Love Devotion Surrender is one of the least understood albums of all time, caught between die-hard Santana fans, McLaughlin guardians, and the bastion of superciliousness in jazz complexity.
But
Love Devotion Surrender is not complex. It is intense, and woven from a loom of Santana and McLaughlin's reverence for spritual music, and for one exponent of
spritual music in particular, the high priest John Coltrane.
True complementarity is hard to find, but here the two guitarists are "as one", bonded via their guru Sri Chinmoy. The assembled band is also, very importantly, a fusion
of Santana and Mahavishnu Orchestra. Michael Shrieve, Billy Cobham, Doug Rauch, Armando Peraza, Jan Hammer, Don Alias, plus fellow Tony Williams' Lifetime member, genius
organist Larry Young.
Added bonuses aside, this remastering at last does justice to this historical album. The musical breadth seems far wider. The dense middle is opened up, allowing clarity to Young's anchoring role.
Original Sony reissues and the Japanese Sony Mastersound import versions frustrated fans, and the quad channel 8-track version with legendary alternative McLaughlin guitar solo on The Life Divine remains elusive.
The only other alternative was the Love Devotion Surrender and Welcome bootleg Love Devotion Surrender Sessions [Jam / A Love Supreme / Naima / The Life Divine (2 takes) / Mantra / Flame Sky / Untitled 1 / Untitled 2 / Acoustic Jams / Samba De Sausalito (4 takes)], and this brings us to the bonus tracks on this remaster.
A Love Supreme (Alternate - Take 2) is a working version of Coltrane's Acknowledgement in development and nowhere near the sheer uplifting intensity of the eventual cut. There is no
12-string nor vocals and Larry Young is less emphatic. The other bonus track, Naima (Alternate - Take 4) mainly shows Santana's working with the melody.
Compared to the bootleg releases this feels like short change.
Especially considering the excellent job the bootleggers did on their revised artwork and packaging. The remaster lacks any real investment in packaging, and doesn't even bother an
attempt to reproduce the original. Like no picture of Chinmoy, not even that famous group photo in his backyard in Queens.
Instead, the promised "expanded booklets and new liner notes" are parsimonious, seemingly written to bind the remastered series, rather than treat each album explicitly. They are also erroneous, e.g., A Love Divine!
The inclusion of promised "vintage photos" is sadly reduced to a single one of Carlos Santana and none of McLaughlin. And this further fuels the grievance of McLaughlin fans that this album
has been repeatedly ambushed in the name of the Santana commercial waggon.

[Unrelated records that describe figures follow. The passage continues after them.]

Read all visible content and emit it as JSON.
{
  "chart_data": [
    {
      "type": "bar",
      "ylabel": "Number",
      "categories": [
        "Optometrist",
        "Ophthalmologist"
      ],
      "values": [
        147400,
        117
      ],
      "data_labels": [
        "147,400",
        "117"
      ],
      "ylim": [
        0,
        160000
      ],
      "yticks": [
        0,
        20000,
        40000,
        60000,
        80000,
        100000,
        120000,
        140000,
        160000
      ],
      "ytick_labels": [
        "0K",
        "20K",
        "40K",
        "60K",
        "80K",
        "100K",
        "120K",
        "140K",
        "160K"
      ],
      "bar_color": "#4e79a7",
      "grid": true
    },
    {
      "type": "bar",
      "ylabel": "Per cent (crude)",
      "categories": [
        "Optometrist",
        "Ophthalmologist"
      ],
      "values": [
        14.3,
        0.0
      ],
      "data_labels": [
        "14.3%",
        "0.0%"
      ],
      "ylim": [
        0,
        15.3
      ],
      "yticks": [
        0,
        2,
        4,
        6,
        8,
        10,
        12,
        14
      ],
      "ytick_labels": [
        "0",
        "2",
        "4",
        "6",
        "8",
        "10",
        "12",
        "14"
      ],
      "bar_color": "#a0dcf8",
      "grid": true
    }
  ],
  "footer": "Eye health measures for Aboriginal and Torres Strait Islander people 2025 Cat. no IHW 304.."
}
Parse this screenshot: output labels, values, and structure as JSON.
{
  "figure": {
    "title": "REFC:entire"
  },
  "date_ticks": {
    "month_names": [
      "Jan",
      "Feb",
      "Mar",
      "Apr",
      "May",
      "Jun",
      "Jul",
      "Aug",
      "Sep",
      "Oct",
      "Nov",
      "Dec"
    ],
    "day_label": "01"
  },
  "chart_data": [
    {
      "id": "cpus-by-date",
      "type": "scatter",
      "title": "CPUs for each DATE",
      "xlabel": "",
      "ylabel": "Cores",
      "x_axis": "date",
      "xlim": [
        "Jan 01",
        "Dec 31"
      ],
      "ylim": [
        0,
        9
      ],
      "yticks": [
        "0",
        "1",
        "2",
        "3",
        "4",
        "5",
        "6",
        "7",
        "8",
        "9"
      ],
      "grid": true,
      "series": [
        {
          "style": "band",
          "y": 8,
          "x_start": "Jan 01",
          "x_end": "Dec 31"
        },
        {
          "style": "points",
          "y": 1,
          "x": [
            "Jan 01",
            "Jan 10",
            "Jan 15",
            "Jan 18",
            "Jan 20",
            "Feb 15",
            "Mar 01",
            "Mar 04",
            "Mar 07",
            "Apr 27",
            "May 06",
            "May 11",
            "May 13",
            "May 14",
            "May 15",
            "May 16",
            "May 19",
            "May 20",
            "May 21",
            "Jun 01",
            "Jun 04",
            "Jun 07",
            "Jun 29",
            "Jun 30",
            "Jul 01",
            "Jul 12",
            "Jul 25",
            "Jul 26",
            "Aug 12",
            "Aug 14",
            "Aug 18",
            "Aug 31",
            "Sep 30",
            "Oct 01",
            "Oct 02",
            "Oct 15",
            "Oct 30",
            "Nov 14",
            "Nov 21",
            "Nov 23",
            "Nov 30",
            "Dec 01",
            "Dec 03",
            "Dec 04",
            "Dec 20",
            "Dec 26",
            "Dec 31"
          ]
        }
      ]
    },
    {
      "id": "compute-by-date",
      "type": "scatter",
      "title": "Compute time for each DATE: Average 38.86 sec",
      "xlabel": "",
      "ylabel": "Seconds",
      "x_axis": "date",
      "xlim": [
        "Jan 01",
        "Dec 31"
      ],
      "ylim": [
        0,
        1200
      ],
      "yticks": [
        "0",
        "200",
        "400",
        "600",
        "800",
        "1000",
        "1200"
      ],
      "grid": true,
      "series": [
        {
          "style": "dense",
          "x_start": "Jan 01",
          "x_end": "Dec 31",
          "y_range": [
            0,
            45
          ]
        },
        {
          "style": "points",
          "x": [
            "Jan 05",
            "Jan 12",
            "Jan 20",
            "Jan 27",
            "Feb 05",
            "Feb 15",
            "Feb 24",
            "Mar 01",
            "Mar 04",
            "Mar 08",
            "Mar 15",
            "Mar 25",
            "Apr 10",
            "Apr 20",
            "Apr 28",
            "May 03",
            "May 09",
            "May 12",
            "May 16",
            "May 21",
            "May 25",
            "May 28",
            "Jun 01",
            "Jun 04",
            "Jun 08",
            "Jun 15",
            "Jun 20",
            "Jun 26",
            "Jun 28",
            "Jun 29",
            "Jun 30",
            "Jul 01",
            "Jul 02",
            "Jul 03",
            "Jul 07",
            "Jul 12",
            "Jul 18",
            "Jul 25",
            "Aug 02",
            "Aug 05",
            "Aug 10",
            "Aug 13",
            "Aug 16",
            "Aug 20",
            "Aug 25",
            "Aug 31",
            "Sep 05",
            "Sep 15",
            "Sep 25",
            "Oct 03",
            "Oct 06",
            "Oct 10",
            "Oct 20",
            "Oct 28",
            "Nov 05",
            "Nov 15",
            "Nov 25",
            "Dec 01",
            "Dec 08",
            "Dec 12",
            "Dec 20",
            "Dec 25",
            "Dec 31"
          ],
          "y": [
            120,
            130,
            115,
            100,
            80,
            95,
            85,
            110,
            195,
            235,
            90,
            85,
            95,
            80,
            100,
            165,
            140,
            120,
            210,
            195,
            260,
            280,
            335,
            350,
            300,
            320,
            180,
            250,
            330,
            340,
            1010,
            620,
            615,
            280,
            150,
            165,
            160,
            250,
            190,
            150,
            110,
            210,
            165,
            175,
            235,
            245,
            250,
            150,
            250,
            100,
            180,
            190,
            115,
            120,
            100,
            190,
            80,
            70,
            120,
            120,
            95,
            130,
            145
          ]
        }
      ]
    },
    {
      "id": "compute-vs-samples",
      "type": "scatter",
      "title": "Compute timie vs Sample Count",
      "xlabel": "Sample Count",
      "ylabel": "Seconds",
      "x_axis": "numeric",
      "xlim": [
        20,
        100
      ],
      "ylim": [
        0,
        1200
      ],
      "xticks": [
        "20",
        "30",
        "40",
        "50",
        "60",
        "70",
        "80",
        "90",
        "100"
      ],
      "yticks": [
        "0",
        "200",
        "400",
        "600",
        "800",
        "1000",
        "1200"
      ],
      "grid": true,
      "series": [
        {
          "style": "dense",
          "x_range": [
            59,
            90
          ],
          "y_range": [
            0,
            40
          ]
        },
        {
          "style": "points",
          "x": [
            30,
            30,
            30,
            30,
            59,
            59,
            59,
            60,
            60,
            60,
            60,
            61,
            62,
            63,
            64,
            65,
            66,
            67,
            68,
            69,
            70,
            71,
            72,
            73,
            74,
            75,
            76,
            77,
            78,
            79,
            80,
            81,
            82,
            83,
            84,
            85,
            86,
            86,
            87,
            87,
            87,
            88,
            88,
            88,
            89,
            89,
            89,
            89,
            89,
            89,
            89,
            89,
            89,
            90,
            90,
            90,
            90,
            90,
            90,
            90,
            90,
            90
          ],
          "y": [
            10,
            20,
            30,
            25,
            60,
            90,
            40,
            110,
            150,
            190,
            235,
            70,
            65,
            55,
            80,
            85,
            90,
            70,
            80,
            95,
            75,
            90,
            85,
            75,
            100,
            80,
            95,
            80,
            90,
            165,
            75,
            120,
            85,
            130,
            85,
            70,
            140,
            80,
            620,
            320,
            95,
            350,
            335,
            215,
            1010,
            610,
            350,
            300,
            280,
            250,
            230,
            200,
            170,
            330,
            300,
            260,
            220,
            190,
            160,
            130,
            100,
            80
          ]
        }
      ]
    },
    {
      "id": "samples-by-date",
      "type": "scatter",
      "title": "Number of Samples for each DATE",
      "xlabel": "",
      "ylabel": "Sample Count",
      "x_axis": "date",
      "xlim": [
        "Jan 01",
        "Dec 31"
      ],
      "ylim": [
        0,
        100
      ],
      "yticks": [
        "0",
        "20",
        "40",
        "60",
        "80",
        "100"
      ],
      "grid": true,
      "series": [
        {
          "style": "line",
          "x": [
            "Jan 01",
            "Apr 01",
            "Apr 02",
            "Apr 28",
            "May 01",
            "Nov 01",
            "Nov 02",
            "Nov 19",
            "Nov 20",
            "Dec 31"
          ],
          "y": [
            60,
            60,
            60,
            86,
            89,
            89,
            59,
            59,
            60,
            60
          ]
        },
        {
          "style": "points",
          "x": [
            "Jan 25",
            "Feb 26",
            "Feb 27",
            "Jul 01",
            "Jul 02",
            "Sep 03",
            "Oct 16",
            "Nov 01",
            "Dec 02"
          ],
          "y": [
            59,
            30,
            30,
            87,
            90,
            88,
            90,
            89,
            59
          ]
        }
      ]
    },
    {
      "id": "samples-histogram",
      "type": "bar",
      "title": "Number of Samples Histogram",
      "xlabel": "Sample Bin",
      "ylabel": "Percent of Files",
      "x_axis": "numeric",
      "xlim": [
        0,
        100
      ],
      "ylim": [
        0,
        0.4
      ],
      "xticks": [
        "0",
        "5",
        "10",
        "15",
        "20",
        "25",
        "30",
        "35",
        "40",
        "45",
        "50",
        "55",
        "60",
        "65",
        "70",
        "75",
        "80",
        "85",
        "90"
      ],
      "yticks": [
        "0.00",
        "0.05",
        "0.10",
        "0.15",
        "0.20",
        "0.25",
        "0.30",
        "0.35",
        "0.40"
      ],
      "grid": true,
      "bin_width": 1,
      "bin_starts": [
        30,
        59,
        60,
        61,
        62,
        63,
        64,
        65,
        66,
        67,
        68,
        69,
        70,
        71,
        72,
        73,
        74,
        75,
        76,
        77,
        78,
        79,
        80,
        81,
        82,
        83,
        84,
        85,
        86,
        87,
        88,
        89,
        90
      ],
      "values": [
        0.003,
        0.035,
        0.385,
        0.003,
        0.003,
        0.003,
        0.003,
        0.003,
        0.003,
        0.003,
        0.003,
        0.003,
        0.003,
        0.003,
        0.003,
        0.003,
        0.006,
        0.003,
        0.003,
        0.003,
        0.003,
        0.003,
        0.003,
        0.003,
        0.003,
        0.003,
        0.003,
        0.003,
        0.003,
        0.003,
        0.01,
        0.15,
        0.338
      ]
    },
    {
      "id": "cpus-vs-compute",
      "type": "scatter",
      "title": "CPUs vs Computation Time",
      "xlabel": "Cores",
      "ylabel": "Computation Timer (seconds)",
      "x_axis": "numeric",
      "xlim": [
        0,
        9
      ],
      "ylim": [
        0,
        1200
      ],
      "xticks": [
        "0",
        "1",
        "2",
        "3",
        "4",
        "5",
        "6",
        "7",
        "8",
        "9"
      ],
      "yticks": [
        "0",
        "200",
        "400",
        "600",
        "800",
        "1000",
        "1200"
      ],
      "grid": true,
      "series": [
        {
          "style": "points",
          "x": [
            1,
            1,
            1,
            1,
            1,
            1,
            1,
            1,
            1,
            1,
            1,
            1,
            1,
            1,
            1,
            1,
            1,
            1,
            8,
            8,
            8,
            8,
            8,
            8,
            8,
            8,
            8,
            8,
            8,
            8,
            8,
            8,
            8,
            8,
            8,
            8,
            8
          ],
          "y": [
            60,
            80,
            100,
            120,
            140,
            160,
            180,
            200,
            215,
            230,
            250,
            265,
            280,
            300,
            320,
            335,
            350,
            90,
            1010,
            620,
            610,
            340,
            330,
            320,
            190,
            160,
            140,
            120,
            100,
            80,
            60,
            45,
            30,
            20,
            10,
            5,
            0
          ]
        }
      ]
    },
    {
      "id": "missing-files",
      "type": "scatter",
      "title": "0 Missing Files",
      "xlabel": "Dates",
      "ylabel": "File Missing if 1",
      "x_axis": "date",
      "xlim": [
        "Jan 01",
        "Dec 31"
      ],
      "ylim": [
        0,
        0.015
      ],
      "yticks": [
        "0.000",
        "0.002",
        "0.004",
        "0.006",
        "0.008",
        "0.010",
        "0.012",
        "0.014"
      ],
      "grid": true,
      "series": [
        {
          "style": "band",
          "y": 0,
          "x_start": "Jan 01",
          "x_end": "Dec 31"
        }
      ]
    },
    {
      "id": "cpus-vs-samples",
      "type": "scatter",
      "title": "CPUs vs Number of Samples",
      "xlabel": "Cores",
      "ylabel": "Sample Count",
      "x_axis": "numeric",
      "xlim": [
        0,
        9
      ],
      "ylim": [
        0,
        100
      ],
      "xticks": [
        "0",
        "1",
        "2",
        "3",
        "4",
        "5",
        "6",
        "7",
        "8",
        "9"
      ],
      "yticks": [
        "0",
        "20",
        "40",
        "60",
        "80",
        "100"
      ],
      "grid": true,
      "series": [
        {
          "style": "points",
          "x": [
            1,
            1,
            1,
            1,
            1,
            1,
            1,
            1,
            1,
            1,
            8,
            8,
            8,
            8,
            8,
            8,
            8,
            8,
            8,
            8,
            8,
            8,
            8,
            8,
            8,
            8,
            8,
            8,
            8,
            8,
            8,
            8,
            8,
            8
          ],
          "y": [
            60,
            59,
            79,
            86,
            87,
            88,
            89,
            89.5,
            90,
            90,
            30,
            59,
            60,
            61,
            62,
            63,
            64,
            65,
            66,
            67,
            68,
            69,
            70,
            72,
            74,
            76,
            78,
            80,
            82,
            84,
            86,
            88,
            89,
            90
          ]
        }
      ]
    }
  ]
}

The liner notes mislead by categorising the album as a Santana solo release, and a whole page of the slim booklet
is taken up with a list of "Santana on Columbia". The remixed Divine Light: Music From Illuminations & Love Devotion Surrender (see Review) did no favours being released as an
album by "Carlos Santana / Bill Laswell",
and now this remaster again underplays McLaughlin's input, and arguably, his dominating presence. At the time Santana admitted that he was in awe of
McLaughlin's superior playing. McLaughlin introduced Santana into the church of Chinmoy, and arguably into this type of playing. It seems far more a natural progression for Mahavishnu fusion maestro McLaughlin than the comparably lyrical Santana.
In the end it's the music, right? And undeniably, this is a great sound for a great album, and a must have, even if the packaging sucks. But, the "Powers That Be" do have another chance to get that right too - it is rumoured that the entire Santana catalog is up next for SADC treatment.